I think that one of the reasons is that D, Go, and Rust (and
Java, and...) map module names to file names, so other than -I
flags or equivalent there's no need to figure out where the
modules are actually located.
C++, to preserve support for platforms that don't have a
hierarchical filesystem (I have no idea what they are or why
anyone cares about them), decided to punt on how to find modules
and leaves it up to the implementation.
The other difference is that despite having modules, C++20 still
has the equivalent of module headers and module implementations.
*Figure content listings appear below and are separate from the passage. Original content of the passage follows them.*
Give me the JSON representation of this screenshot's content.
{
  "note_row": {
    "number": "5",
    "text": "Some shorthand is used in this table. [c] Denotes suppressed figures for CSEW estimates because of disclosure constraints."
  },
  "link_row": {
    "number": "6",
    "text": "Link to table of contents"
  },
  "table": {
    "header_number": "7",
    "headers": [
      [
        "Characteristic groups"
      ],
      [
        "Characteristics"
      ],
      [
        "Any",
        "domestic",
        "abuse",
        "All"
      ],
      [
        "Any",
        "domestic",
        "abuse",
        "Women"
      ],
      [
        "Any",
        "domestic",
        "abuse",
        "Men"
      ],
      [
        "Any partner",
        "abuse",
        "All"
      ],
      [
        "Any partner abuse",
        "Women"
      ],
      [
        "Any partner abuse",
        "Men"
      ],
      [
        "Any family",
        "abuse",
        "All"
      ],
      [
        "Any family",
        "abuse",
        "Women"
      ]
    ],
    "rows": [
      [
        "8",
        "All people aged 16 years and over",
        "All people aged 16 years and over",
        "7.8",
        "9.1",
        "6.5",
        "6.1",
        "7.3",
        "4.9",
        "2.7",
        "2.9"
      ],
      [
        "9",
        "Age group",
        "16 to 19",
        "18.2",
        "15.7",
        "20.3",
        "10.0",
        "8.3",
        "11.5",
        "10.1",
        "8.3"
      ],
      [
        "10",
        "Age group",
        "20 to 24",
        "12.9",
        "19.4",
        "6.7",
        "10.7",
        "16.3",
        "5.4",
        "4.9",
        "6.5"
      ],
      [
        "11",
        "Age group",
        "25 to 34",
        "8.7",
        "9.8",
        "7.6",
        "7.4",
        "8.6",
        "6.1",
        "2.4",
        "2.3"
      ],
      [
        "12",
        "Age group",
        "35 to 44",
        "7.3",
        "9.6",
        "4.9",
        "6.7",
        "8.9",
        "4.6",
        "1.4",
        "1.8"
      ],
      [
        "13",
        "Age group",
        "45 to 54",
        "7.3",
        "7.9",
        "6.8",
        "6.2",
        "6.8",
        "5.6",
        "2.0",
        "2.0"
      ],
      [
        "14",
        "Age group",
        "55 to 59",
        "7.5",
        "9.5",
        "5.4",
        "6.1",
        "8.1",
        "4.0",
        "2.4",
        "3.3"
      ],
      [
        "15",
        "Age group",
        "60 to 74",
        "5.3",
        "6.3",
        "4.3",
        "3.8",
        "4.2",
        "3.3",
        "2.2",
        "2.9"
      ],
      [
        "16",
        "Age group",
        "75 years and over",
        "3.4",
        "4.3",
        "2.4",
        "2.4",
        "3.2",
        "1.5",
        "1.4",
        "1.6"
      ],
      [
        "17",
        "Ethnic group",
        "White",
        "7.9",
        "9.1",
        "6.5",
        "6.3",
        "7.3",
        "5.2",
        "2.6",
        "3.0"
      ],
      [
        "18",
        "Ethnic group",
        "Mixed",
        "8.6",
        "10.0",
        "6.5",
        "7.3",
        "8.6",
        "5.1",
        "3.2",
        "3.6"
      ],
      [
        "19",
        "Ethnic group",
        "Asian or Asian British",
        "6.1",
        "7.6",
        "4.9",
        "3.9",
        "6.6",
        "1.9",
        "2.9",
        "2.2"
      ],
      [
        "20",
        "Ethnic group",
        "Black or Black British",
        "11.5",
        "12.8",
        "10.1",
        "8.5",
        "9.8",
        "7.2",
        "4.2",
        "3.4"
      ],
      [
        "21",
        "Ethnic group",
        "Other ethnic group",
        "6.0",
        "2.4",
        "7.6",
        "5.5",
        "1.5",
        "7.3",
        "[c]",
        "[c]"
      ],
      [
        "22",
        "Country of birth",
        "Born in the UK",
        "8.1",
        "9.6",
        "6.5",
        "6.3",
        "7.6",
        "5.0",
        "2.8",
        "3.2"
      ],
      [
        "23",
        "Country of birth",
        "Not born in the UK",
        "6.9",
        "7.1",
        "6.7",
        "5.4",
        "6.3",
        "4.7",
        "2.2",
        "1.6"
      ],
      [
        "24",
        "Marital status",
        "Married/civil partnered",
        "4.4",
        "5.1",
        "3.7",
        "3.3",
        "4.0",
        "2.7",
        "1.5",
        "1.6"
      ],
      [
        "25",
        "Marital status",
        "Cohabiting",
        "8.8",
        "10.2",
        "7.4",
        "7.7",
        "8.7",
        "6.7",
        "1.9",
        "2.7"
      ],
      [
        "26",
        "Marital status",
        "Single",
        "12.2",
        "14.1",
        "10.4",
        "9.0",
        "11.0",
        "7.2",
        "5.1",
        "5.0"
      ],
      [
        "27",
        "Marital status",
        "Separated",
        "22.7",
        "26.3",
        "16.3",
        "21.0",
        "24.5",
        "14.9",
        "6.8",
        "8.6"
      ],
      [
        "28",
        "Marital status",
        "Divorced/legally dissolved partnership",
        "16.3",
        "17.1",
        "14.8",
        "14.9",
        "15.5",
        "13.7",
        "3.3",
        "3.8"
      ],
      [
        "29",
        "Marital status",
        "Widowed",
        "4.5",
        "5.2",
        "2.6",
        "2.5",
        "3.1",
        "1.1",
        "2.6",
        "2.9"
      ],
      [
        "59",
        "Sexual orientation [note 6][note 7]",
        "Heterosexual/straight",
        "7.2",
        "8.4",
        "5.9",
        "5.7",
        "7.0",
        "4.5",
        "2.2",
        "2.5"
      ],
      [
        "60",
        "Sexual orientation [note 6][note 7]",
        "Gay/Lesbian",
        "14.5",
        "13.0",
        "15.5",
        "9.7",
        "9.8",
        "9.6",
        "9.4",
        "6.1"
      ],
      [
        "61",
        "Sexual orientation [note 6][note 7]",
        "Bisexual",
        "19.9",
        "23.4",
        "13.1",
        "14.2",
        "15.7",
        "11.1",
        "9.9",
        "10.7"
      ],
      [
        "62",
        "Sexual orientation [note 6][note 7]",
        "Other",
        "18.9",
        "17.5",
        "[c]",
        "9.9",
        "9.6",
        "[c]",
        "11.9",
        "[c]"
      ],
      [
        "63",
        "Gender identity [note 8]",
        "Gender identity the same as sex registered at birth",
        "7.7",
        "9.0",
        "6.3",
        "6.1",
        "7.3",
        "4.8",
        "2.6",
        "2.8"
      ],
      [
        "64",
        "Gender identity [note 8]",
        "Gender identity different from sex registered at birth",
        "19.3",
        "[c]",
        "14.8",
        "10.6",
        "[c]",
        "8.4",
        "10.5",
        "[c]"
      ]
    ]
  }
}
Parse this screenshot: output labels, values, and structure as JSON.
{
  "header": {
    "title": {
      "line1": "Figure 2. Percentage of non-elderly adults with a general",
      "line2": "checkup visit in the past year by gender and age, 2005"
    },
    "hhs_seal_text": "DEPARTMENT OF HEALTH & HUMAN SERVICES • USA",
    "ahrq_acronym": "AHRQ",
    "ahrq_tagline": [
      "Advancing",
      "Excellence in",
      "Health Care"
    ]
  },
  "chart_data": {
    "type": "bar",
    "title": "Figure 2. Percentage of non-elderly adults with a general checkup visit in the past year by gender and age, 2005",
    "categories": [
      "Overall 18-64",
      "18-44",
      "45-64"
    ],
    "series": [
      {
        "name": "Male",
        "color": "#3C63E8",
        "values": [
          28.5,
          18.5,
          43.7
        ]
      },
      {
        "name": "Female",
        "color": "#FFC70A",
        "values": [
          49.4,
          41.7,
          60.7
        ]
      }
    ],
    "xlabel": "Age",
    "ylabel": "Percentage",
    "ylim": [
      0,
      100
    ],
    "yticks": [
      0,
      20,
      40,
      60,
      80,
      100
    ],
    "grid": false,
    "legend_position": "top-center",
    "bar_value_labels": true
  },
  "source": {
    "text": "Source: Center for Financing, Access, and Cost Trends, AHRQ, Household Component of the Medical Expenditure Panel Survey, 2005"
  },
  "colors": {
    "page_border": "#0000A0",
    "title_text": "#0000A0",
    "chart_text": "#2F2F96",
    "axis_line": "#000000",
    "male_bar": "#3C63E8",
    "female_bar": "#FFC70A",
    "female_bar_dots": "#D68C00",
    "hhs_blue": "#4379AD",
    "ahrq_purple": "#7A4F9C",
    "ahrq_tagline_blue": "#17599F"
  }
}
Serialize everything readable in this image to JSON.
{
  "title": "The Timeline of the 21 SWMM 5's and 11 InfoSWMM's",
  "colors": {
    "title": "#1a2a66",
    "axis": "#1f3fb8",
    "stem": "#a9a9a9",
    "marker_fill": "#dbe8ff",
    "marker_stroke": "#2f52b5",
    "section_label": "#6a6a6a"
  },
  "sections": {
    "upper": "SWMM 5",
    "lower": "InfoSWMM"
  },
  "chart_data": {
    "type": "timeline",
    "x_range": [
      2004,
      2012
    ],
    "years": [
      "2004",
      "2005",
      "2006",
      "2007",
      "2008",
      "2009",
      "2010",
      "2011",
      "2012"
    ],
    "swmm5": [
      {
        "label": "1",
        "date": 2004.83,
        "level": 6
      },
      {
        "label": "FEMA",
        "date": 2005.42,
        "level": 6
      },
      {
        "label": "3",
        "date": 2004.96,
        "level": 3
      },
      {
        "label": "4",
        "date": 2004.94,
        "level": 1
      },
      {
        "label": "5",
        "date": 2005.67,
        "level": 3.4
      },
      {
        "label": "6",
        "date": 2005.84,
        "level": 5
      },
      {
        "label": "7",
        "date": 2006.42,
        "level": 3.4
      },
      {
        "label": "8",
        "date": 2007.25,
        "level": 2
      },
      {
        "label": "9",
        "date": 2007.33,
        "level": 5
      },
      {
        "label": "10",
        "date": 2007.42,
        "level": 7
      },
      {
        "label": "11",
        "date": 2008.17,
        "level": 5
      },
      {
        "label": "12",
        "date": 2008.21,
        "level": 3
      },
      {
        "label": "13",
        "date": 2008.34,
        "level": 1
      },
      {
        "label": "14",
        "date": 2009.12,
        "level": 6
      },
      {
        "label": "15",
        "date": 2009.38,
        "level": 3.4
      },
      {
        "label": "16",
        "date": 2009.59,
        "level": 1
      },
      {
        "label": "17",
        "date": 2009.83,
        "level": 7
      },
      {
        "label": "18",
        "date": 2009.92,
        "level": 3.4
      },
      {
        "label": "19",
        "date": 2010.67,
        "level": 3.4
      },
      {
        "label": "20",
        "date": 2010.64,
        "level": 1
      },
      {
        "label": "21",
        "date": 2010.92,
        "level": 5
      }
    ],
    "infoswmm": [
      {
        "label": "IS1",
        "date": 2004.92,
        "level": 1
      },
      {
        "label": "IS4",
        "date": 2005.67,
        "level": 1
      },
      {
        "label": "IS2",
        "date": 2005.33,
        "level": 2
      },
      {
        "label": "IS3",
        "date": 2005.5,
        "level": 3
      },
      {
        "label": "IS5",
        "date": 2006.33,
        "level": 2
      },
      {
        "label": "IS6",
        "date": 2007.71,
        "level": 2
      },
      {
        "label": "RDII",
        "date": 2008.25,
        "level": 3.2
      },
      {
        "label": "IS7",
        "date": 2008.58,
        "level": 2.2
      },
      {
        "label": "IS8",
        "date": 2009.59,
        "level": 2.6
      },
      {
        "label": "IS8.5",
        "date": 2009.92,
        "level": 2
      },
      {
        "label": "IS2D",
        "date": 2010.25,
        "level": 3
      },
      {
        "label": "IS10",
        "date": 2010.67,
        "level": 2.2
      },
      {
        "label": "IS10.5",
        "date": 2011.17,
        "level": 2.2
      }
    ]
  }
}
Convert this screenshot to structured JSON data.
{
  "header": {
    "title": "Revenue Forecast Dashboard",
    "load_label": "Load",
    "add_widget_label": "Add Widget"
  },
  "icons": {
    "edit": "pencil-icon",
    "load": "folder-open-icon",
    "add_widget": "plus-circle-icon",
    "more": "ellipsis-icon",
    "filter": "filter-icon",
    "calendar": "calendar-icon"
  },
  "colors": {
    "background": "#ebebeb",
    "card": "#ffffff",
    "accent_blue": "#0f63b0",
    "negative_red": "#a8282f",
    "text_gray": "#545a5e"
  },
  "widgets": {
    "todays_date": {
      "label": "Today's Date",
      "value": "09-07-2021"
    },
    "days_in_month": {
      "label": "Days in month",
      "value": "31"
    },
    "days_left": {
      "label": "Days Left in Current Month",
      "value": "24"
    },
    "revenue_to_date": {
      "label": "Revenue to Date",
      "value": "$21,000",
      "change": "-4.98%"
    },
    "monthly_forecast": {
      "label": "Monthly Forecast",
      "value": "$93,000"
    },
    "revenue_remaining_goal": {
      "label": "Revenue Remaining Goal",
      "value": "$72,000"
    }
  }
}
I read a whole blog post explaining C++ modules once. I shook my
head throughout and can't believe what they've gone with. I've
also forgotten most of it, probably due to my brain protecting
itself lest I go mad.
> If one of D's plus points is fast parsing and compilation,
> perhaps whole source at once compilation should be a good thing?
I don't think it is. Fast is relative, and it's death by a
thousand cuts for me at the moment. And this despite the fact
that I use reggae as much as I can, which means I wait less than
most other D programmers on average to get a compiled binary!